DPC Together with Facebook Equip Youth with Digital Literacy Skills

In a step to reduce the spread of misinformation online, Dubai Press Club (DPC), in partnership with Facebook, hosted a workshop to educate youth in the UAE on the importance of evaluating information online and identifying reliable sources. The workshop was the latest to be organised under the Media National Youth Programme (MNYP) and was attended by media students and young media professionals.

The session, which focused on ‘Digital Literacy’, underscored the importance of being able to identify false information and determine trustworthy sources. With the majority of youth looking to the internet as a key source of information, being able to effectively and responsibly find, evaluate, communicate and share online content is part of being ‘digitally literate’.

The interactive workshop, presented by Nashwa Aly, Facebook’s Head of Public Policy for the Middle East and North Africa, highlighted the role youth can play in limiting the spread of misinformation online by making more informed decisions if they encounter false news and information.

The workshop discussed how digital literacy is a responsibility that continues to increase in importance – especially in the MENA region, where Arab youth rely heavily on online sources for news and information.

Maitha Buhumaid, Director of Dubai Press Club, highlighted the importance of tackling digital illiteracy by equipping the next generation of Emirati journalists with the skills needed to deal with modern technologies. She further noted that technology has become an integral part of media.

“In order for the next generation of Emirati media professionals to succeed in an increasingly digital world, this requires preparing them on how to skillfully and efficiently use modern technologies. Digital literacy is extremely important for media professionals, as it helps them in staying up to date with the latest developments in the media industry.”

Meanwhile, Nashwa Aly said: “Digital literacy is an evolving, shared responsibility – especially in the Arab World where youth are increasingly reliant on online sources for news and information. {Supporting data: 50 per cent of Young Arabs get their daily news on Facebook considering social media as a trusted source of news, compared to traditional media – Arab Youth Survey 2019}. We continue to fight the spread of false news on Facebook through a combination of technology, people, and our work with external entities such as news organisations, civil society and other stakeholders in the region.”

Aly continued: “We are excited to partner with the Dubai Press Club for the Media National Youth Programme, which serves as an excellent platform to foster a new generation of Emirati journalists. Our session was aimed at equipping these journalists with critical skills such as information and media literacy, as part of our larger effort to develop awareness to reduce the spread of misinformation, improve the quality of news on our platform, and take another step towards helping people safely navigate the Internet.”

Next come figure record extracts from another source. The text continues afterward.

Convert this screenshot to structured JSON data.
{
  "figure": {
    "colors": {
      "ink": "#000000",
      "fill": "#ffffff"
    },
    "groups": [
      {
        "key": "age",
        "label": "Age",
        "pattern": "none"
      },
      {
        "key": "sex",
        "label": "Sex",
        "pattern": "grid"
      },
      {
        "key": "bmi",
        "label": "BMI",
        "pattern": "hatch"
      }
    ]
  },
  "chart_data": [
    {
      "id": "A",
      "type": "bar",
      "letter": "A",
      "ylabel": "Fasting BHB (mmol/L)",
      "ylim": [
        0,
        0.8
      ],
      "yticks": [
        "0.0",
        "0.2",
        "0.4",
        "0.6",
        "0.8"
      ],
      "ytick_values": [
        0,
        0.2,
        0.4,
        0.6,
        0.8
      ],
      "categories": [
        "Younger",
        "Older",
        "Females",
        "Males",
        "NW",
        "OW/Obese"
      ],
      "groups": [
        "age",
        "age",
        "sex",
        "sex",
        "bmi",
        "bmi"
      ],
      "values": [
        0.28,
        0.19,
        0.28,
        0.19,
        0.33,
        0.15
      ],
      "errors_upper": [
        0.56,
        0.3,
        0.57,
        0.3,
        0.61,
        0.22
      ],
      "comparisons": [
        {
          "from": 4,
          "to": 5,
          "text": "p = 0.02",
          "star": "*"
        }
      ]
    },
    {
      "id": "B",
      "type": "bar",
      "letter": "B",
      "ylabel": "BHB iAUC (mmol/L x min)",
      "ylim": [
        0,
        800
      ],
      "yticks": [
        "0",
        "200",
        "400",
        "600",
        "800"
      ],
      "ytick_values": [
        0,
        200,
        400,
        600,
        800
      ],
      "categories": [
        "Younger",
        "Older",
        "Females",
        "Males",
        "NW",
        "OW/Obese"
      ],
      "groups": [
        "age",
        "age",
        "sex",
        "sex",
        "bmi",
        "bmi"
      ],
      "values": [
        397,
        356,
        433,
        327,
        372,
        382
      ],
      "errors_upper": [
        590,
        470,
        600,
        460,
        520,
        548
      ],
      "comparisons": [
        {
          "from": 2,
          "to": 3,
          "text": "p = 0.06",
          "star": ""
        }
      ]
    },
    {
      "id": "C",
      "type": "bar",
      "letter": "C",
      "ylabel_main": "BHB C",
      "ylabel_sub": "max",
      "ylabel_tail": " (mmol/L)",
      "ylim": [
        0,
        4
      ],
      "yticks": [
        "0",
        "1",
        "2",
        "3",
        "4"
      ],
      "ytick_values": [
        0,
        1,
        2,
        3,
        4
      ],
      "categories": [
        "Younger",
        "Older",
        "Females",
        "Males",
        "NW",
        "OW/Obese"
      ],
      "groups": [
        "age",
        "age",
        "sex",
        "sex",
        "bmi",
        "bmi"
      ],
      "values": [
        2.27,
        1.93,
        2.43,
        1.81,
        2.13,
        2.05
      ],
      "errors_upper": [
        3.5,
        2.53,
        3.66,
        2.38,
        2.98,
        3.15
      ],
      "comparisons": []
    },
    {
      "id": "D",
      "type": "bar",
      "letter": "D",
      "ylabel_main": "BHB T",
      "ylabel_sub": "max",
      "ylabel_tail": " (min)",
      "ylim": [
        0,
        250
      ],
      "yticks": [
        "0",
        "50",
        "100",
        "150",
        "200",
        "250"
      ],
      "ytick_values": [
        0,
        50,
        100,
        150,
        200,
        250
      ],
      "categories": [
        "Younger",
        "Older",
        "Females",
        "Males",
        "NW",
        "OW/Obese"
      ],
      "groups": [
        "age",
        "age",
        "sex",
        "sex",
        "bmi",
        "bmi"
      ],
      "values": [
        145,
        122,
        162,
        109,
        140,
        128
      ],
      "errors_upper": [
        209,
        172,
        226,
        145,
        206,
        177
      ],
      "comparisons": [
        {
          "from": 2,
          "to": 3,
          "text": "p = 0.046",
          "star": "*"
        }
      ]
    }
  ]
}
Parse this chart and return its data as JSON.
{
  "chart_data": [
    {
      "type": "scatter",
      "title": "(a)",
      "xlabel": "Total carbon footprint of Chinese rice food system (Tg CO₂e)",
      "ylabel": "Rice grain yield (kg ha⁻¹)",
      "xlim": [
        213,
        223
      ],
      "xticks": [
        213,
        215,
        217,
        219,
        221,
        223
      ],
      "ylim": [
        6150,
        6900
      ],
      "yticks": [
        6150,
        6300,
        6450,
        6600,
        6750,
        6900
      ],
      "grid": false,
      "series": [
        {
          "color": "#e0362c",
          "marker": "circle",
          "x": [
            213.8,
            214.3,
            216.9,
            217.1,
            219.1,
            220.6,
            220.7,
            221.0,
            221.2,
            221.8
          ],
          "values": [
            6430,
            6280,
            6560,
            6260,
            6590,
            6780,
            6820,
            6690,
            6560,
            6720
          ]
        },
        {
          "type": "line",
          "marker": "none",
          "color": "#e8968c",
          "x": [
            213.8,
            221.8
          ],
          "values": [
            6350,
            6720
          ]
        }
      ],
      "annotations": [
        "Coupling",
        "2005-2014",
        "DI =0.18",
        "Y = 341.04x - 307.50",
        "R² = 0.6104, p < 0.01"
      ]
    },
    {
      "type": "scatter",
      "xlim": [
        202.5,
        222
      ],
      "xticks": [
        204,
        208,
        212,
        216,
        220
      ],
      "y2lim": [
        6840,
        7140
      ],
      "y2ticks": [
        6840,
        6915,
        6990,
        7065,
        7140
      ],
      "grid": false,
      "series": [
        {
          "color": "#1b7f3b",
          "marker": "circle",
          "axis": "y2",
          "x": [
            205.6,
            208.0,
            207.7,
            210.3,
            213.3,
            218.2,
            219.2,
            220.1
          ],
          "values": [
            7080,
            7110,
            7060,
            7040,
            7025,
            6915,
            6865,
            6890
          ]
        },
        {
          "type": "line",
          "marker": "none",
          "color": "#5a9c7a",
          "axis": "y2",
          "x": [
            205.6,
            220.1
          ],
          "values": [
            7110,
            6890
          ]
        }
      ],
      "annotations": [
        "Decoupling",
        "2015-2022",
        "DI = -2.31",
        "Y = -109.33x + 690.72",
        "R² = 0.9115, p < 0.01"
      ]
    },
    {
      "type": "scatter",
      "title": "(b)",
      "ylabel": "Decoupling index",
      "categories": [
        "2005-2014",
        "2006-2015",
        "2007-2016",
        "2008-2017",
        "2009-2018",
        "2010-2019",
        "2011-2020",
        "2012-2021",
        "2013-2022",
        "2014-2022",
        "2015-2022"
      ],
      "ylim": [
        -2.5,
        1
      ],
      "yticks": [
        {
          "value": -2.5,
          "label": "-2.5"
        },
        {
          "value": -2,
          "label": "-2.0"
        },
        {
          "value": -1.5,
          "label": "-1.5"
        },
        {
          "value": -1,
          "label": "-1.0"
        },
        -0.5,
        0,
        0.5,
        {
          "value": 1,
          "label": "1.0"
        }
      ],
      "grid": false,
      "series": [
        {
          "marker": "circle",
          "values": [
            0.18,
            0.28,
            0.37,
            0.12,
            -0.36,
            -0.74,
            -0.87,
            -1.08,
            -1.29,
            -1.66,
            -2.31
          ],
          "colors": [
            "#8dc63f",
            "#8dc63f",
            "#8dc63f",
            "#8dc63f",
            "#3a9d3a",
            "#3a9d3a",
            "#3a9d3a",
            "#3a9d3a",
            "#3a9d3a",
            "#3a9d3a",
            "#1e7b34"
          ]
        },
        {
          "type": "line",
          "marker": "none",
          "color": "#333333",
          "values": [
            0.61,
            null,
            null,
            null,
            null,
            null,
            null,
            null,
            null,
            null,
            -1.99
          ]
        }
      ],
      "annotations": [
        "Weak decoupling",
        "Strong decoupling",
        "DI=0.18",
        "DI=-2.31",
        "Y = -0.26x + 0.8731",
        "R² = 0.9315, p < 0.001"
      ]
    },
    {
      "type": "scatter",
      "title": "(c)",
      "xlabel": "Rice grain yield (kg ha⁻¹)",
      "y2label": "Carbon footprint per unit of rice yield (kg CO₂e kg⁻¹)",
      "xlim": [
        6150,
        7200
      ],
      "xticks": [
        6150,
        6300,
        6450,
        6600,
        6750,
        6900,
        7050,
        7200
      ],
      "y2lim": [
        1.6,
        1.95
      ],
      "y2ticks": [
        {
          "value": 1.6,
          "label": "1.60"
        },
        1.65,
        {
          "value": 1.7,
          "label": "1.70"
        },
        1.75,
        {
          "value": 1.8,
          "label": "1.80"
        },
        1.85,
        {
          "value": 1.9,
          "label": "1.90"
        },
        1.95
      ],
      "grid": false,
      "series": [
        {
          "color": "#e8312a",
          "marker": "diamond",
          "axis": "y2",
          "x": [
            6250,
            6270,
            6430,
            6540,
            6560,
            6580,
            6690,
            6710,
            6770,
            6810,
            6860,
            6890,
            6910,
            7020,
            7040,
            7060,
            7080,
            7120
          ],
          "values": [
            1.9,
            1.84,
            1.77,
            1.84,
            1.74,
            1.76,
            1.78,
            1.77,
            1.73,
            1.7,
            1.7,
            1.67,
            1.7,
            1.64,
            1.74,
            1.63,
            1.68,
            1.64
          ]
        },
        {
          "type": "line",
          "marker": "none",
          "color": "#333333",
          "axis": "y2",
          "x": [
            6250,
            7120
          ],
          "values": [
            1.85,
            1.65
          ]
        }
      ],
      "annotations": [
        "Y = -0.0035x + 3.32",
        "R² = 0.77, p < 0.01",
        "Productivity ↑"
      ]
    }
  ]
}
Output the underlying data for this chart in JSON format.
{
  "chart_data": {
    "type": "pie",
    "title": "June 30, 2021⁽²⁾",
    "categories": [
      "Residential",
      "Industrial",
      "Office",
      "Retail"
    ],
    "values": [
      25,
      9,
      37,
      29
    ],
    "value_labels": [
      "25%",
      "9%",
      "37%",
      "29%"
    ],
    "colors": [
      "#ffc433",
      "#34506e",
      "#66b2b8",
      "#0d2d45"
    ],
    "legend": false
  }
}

During the session, Aly highlighted that Facebook is working with stakeholders globally to co-develop a way forward and believes journalists have a strong role to play to reduce the spread of misinformation.

Among the many tips she shared with participants was the importance of paying attention to author information, dates of publication, and other information that can reveal whether an online source is reliable, including how to tell the difference between different types of websites. Participants were also trained on how to safely navigate the digital world and how to responsibly produce and share content.

More than 183 million people use Facebook every month across the Middle East and North Africa (MENA), so this is a responsibility that it takes very seriously and continues to fight the spread of false news on the platform through a combination of technology, people, and working with external entities.

The platform removes content that violates Facebook’s Community Standards, reduces the distribution of content like clickbait and false news and informs people by giving them more context on the stories they see and by promoting news literacy.

Aly elaborated on Facebook’s initiatives in the MENA region, such as the recently launched third-party fact-checking in Arabic, in partnership with Agence France-Presse (AFP). She highlighted that Facebook also supports quality journalism and news literacy by developing products and working with publishers and journalists through the Facebook Journalism Project, and a recent partnership with the International Centre for Journalists (ICFJ) Social Media Solutions to train 2,500 journalists across seven MENA countries with in-person workshops and webinars in Arabic.

In 2018, Facebook partnered with the UAE’s National Media Council for a joint campaign aimed at raising awareness of news literacy and helping people to make more informed decisions if they encounter false news.

Running until July 2019, the Media National Youth Programme, is a joint initiative of Dubai Press Club and Watani Al Emarat Foundation. It aims to create a comprehensive platform for young Emirati students and media professionals to enhance their knowledge, expertise and skills in media. The Programme features a series of workshops in collaboration with leading academic and media institutions in the country.